The Songs of My People?

When you are adopted, your family and its definition expands into interesting territory.  At first, I made no claim to anything else than what I was...Athabaskan.

But since no one ever knew who Athabaskan were (except if my fellow conversationalist was Canadian or Russian or an Alaskan), everyone just thought I was Inuit or Eskimo.



This annoyed me as a child, because my part of the Indian family tree barely resembled them culturally.   After awhile I would just accept the "like an Eskimo" comments even though my ancestors were considerably further south than the arctic circle.



It was hard for me to accept allegiance to my extended, adopted roots.  Even though I was smashed into their corner as well.  My Great Grandmother found it easy to claim my heritage.  It made her thrice-first...she claimed English Pilgrim heritage, New Amsterdam Dutch heritage and through me Native Alaskan.  All first people in the Americas.  It was only natural in her mind.

Of course she was still thinking about the WASP glory years.  The ancestors who carved that city on the hill, that Protestant nation of good sense.  The Dutch gumption to live out their years amongst the Natives desperately trying to forestall the English encroachment.

To this day I both laugh when I recognize WASP in jokes and I cringe as well.  Being WASP or related to them does not hold the allure it once had.  Not even when my Great Grandmother was still alive.  They were on their downward spiral.  The one thing they have in common with my Native Ancestors is that they are going extinct.

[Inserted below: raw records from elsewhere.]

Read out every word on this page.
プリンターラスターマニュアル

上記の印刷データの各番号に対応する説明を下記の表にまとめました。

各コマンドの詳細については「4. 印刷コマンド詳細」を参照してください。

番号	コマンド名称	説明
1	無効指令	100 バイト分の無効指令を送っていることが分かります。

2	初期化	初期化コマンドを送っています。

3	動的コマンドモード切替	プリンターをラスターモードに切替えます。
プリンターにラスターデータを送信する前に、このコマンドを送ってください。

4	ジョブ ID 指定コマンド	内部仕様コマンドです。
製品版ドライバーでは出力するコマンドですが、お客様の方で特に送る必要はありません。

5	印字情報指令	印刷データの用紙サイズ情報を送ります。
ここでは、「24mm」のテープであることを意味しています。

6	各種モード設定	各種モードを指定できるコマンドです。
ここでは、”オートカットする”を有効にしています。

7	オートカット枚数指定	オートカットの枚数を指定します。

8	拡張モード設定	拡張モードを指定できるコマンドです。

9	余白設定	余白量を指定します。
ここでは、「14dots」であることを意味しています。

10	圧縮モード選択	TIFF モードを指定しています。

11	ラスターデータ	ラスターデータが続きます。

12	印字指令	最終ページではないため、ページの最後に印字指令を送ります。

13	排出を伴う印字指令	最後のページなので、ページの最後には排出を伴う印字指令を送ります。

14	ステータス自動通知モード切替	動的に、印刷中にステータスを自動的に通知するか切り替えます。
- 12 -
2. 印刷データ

And who wants to claim a background that has been iconized by hated villains such as Daisy Buchanan or Gloria Upson in popular culture?

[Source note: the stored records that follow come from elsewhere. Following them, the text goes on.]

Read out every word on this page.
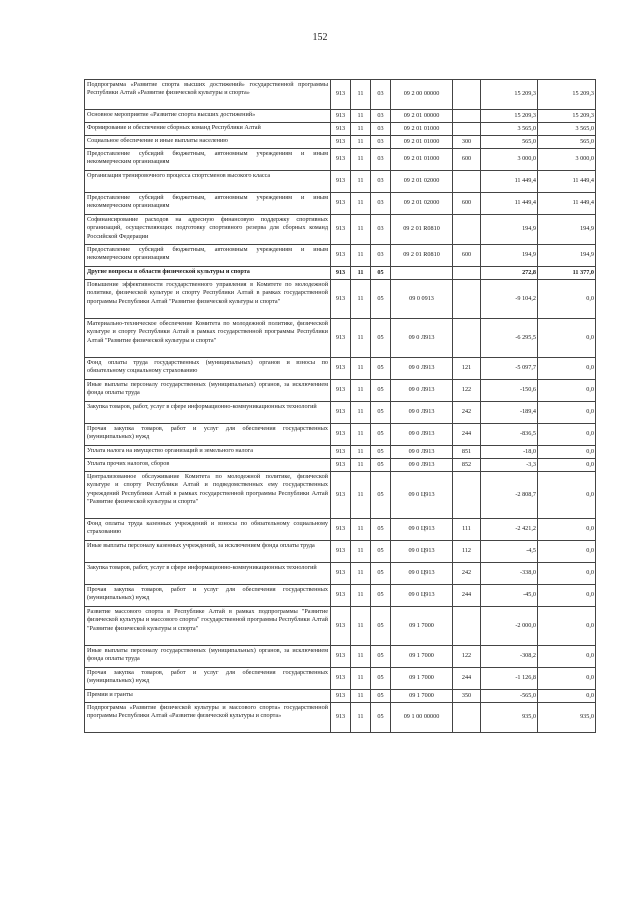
152
Подпрограмма «Развитие спорта высших достижений» государственной программы Республики Алтай «Развитие физической культуры и спорта»	913	11	03	09 2 00 00000		15 209,3	15 209,3
Основное мероприятие «Развитие спорта высших достижений»	913	11	03	09 2 01 00000		15 209,3	15 209,3
Формирование и обеспечение сборных команд Республики Алтай	913	11	03	09 2 01 01000		3 565,0	3 565,0
Социальное обеспечение и иные выплаты населению	913	11	03	09 2 01 01000	300	565,0	565,0
Предоставление субсидий бюджетным, автономным учреждениям и иным некоммерческим организациям	913	11	03	09 2 01 01000	600	3 000,0	3 000,0
Организация тренировочного процесса спортсменов высокого класса	913	11	03	09 2 01 02000		11 449,4	11 449,4
Предоставление субсидий бюджетным, автономным учреждениям и иным некоммерческим организациям	913	11	03	09 2 01 02000	600	11 449,4	11 449,4
Софинансирование расходов на адресную финансовую поддержку спортивных организаций, осуществляющих подготовку спортивного резерва для сборных команд Российской Федерации	913	11	03	09 2 01 R0810		194,9	194,9
Предоставление субсидий бюджетным, автономным учреждениям и иным некоммерческим организациям	913	11	03	09 2 01 R0810	600	194,9	194,9
Другие вопросы в области физической культуры и спорта	913	11	05			272,8	11 377,0
Повышение эффективности государственного управления в Комитете по молодежной политике, физической культуре и спорту Республики Алтай в рамках государственной программы Республики Алтай "Развитие физической культуры и спорта"	913	11	05	09 0 0913		-9 104,2	0,0
Материально-техническое обеспечение Комитета по молодежной политике, физической культуре и спорту Республики Алтай в рамках государственной программы Республики Алтай "Развитие физической культуры и спорта"	913	11	05	09 0 Л913		-6 295,5	0,0
Фонд оплаты труда государственных (муниципальных) органов и взносы по обязательному социальному страхованию	913	11	05	09 0 Л913	121	-5 097,7	0,0
Иные выплаты персоналу государственных (муниципальных) органов, за исключением фонда оплаты труда	913	11	05	09 0 Л913	122	-150,6	0,0
Закупка товаров, работ, услуг в сфере информационно-коммуникационных технологий	913	11	05	09 0 Л913	242	-189,4	0,0
Прочая закупка товаров, работ и услуг для обеспечения государственных (муниципальных) нужд	913	11	05	09 0 Л913	244	-836,5	0,0
Уплата налога на имущество организаций и земельного налога	913	11	05	09 0 Л913	851	-18,0	0,0
Уплата прочих налогов, сборов	913	11	05	09 0 Л913	852	-3,3	0,0
Централизованное обслуживание Комитета по молодежной политике, физической культуре и спорту Республики Алтай и подведомственных ему государственных учреждений Республики Алтай в рамках государственной программы Республики Алтай "Развитие физической культуры и спорта"	913	11	05	09 0 Ц913		-2 808,7	0,0
Фонд оплаты труда казенных учреждений и взносы по обязательному социальному страхованию	913	11	05	09 0 Ц913	111	-2 421,2	0,0
Иные выплаты персоналу казенных учреждений, за исключением фонда оплаты труда	913	11	05	09 0 Ц913	112	-4,5	0,0
Закупка товаров, работ, услуг в сфере информационно-коммуникационных технологий	913	11	05	09 0 Ц913	242	-338,0	0,0
Прочая закупка товаров, работ и услуг для обеспечения государственных (муниципальных) нужд	913	11	05	09 0 Ц913	244	-45,0	0,0
Развитие массового спорта в Республике Алтай в рамках подпрограммы "Развитие физической культуры и массового спорта" государственной программы Республики Алтай "Развитие физической культуры и спорта"	913	11	05	09 1 7000		-2 000,0	0,0
Иные выплаты персоналу государственных (муниципальных) органов, за исключением фонда оплаты труда	913	11	05	09 1 7000	122	-308,2	0,0
Прочая закупка товаров, работ и услуг для обеспечения государственных (муниципальных) нужд	913	11	05	09 1 7000	244	-1 126,8	0,0
Премии и гранты	913	11	05	09 1 7000	350	-565,0	0,0
Подпрограмма «Развитие физической культуры и массового спорта» государственной программы Республики Алтай «Развитие физической культуры и спорта»	913	11	05	09 1 00 00000		935,0	935,0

My mother solved this dilemma by emphasizing her Irish side more than the WASP remnant.  She saddled me with an Irish name which further confused everyone around me.  In high school, I would just let my classmates stew with trying to put together the Native American...Irish...Italian designations.  I would stifle my laughter when they came up empty.

Growing up with Irish means you have to grow up with the drunkard jokes.  Unlike my Great-Grandmother being thrice blessed in her heritage I was thrice cursed.  I could claim allegiance to the three biggest drunkard heritages in all the world, Native American, WASP and Irish.  Its amazing how relatively sober I am.  Even so, I feel the affinity for alcohol and its easy answer for dealing with problems.

Another thing growing up with Irish relatives...you get used to the DOOM.   On one hand my WASP grandfather would push the stiff upper lip, gracious smiles and my Mother's side had the ALL IS LOST funks.  Lets say, I totally understand Eugene O'Neill and his headspace.  Hysteria R' US, indeed.  And yet popular culture totally ignores the gloominess and pushes the simpleton Dances with Leprechauns stereotypes over the Long Day's Journey Into Night.



Darby O'Gill...I remember watching it during a Sunday TV special.  My grandfather muttering under his breath and the rest of us ignoring him.  The banshee scenes were up there with my all time greatest film induced trauma moments.

Another mixed feeling I have with the Irish is their veneration of the Kennedy clan.  Then again not all feel that way.  I remember my Grandmother never failing to add that they were good for nothing bootleggers.  But I can still see why they were so idolized, storming WASP bastions and aping their lifestyle.  Which upper class Irish never fail to follow in those footsteps.  I always wondered why.  Why emulate people who called you apes?

The Italian side...doesn't hold as much sway over me as the rest.  If my Grandfather muttered about the Irish, you can only imagine his one sided conversations about the Italians.  The one thing I remember from the Italian side is that letting everyone know how you felt was not considered a sin.  This is totally anathema to the WASP or Irish way of dealing with problems.  It is anathema for the Native Americans as well.  I recently read that Native American culture felt that being emotional or showing emotions was low class and irrational.  Hence the stone face portraits galore.  But it also explains their gravitation toward alcohol.  The same impetus shared by WASPs and the Irish.  So being able to speak my mind was always just a far flung dream for me.  I didn't understand my Italian relatives.

The food was great though and there was plenty of it.  No boring baked potatoes or bland mush at the Italian table.  Heaven is Italian food.

However claiming the Italian part of the family was no easier than the rest.  American culture up until the 1980's was all about how Italians were incredibly violent and prone to gangsterism.



I hated The Godfather for many, many years.  But now it is a relic from a more distant past, I can appreciate it now.  I never forget the cannoli either....

....

As a young person, I never claimed common ties with any of my people.  But the influences are there and as I get older they come out.  All of them have been a big force in forging my personality.  As an old or older person, I find that I have to make peace with the warring heritages of my family.  I have to accept who they were, who they are and why I am because of them.  On one hand I am Native American who were the first in America and on the other hand I have family who took land from Native Americans.  On one side I have family who ruled culture and politics since the Pilgrims on another side I have family who were reviled as being of lesser stock.  As you can see it all messes with the mind and I have to come to grips with it.  Yet to deny any of them would be a crime.  How can you deny family?  It can't be done.